More recently, Google has been expanding the audience targeting and increasingly de-emphasizing the original keyword targeting style. If I were to place money and make a bet, the trend continues and the original keyword targeting disappears completely. It’s like a legacy feature that is still there just because no one prioritized taking it off the interface just yet.

But the negative keywords? Still there, and still exactly like it was in the original version eons ago: you use any word, and that whole page is disqualified from your ad being shown on it!

As a result of all this, the most critical fact about negative keywords in display and programmatic campaigns to keep in mind is this: use negative keywords on display and programmatic campaigns with a lot of care, because, well, if any page has any of the keywords on it, then it won’t be shown.

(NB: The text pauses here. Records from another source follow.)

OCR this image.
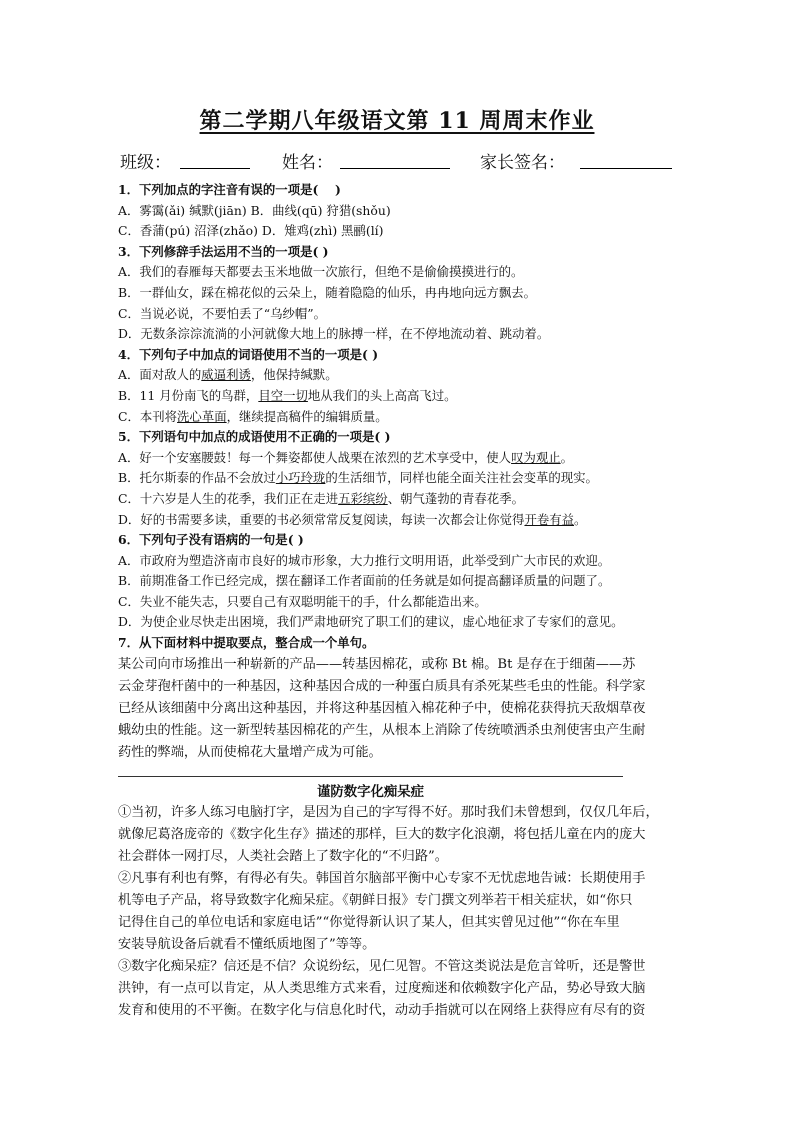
第二学期八年级语文第 11 周周末作业
班级：	姓名：	家长签名：
1．下列加点的字注音有误的一项是(　 )
A．雾霭(ǎi) 缄默(jiān) B．曲线(qū) 狩猎(shǒu)
C．香蒲(pú) 沼泽(zhǎo) D．雉鸡(zhì) 黑鹂(lí)
3．下列修辞手法运用不当的一项是( )
A．我们的春雁每天都要去玉米地做一次旅行，但绝不是偷偷摸摸进行的。
B．一群仙女，踩在棉花似的云朵上，随着隐隐的仙乐，冉冉地向远方飘去。
C．当说必说，不要怕丢了“乌纱帽”。
D．无数条淙淙流淌的小河就像大地上的脉搏一样，在不停地流动着、跳动着。
4．下列句子中加点的词语使用不当的一项是( )
A．面对敌人的威逼利诱，他保持缄默。
B．11 月份南飞的鸟群，目空一切地从我们的头上高高飞过。
C．本刊将洗心革面，继续提高稿件的编辑质量。
5．下列语句中加点的成语使用不正确的一项是( )
A．好一个安塞腰鼓！每一个舞姿都使人战栗在浓烈的艺术享受中，使人叹为观止。
B．托尔斯泰的作品不会放过小巧玲珑的生活细节，同样也能全面关注社会变革的现实。
C．十六岁是人生的花季，我们正在走进五彩缤纷、朝气蓬勃的青春花季。
D．好的书需要多读，重要的书必须常常反复阅读，每读一次都会让你觉得开卷有益。
6．下列句子没有语病的一句是( )
A．市政府为塑造济南市良好的城市形象，大力推行文明用语，此举受到广大市民的欢迎。
B．前期准备工作已经完成，摆在翻译工作者面前的任务就是如何提高翻译质量的问题了。
C．失业不能失志，只要自己有双聪明能干的手，什么都能造出来。
D．为使企业尽快走出困境，我们严肃地研究了职工们的建议，虚心地征求了专家们的意见。
7．从下面材料中提取要点，整合成一个单句。
某公司向市场推出一种崭新的产品——转基因棉花，或称 Bt 棉。Bt 是存在于细菌——苏
云金芽孢杆菌中的一种基因，这种基因合成的一种蛋白质具有杀死某些毛虫的性能。科学家
已经从该细菌中分离出这种基因，并将这种基因植入棉花种子中，使棉花获得抗天敌烟草夜
蛾幼虫的性能。这一新型转基因棉花的产生，从根本上消除了传统喷洒杀虫剂使害虫产生耐
药性的弊端，从而使棉花大量增产成为可能。
谨防数字化痴呆症
①当初，许多人练习电脑打字，是因为自己的字写得不好。那时我们未曾想到，仅仅几年后，
就像尼葛洛庞帝的《数字化生存》描述的那样，巨大的数字化浪潮，将包括儿童在内的庞大
社会群体一网打尽，人类社会踏上了数字化的“不归路”。
②凡事有利也有弊，有得必有失。韩国首尔脑部平衡中心专家不无忧虑地告诫：长期使用手
机等电子产品，将导致数字化痴呆症。《朝鲜日报》专门撰文列举若干相关症状，如“你只
记得住自己的单位电话和家庭电话”“你觉得新认识了某人，但其实曾见过他”“你在车里
安装导航设备后就看不懂纸质地图了”等等。
③数字化痴呆症？信还是不信？众说纷纭，见仁见智。不管这类说法是危言耸听，还是警世
洪钟，有一点可以肯定，从人类思维方式来看，过度痴迷和依赖数字化产品，势必导致大脑
发育和使用的不平衡。在数字化与信息化时代，动动手指就可以在网络上获得应有尽有的资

A secondary caution to keep in mind is to remember how broad the broad keyword type is–even in the negative incarnation. So if you have a negative keyword “New York” because you don’t want it listed on any pages about New York, then remember that, if the keyword type is “Broad,” any page with the word “new” on it would be disqualified.

This is why I use my own personal best practice: I only use “Phrase” for negative keywords, because, in the above example, it would exclude “New York” but not “new.” (And note that “Exact” is meaningless in a display context, although you can still use it. I would assume it is treated as a phrase, but you should test that yourself.)

But what’s going to happen with negative keywords? Who knows, anything is possible! But here’s my guess: along with keywords, they’ll be slowly deprecated.

But they do serve a useful function. Sometimes, if you are advertising “java” services, you want no page that mentions “coffee” or an “island” anywhere on the page! Google is counting on its own AI doing a better and better job of the targeting, so taht negative keywords will be less needed.

That’s what Google wants, and is pushing. The reality? There AI’s reality is far behind their AI’s marketing. So the best we can do is hope that the negative keywords aren’t deprecated until there is an adequate replacement.

And the adequate replacement would seem to be audiences, but used as negatives–to define audiences specifically to exclude. You can do that to some degree, such as excluding audience lists of customers. But many audiences aren’t allowed to be used as negatives. (It’s even worse on Facebook, where you can target by, things like “Interest in African American culture” but you can’t exclude anyone based on it; I’m guessing they want to prevent people from not targeting certain groups due to racial preferences.)

In conclusion, this is more of the general pattern: increasingly limited options. The result? The options we are given, we need to use with even more sophistication than we did before.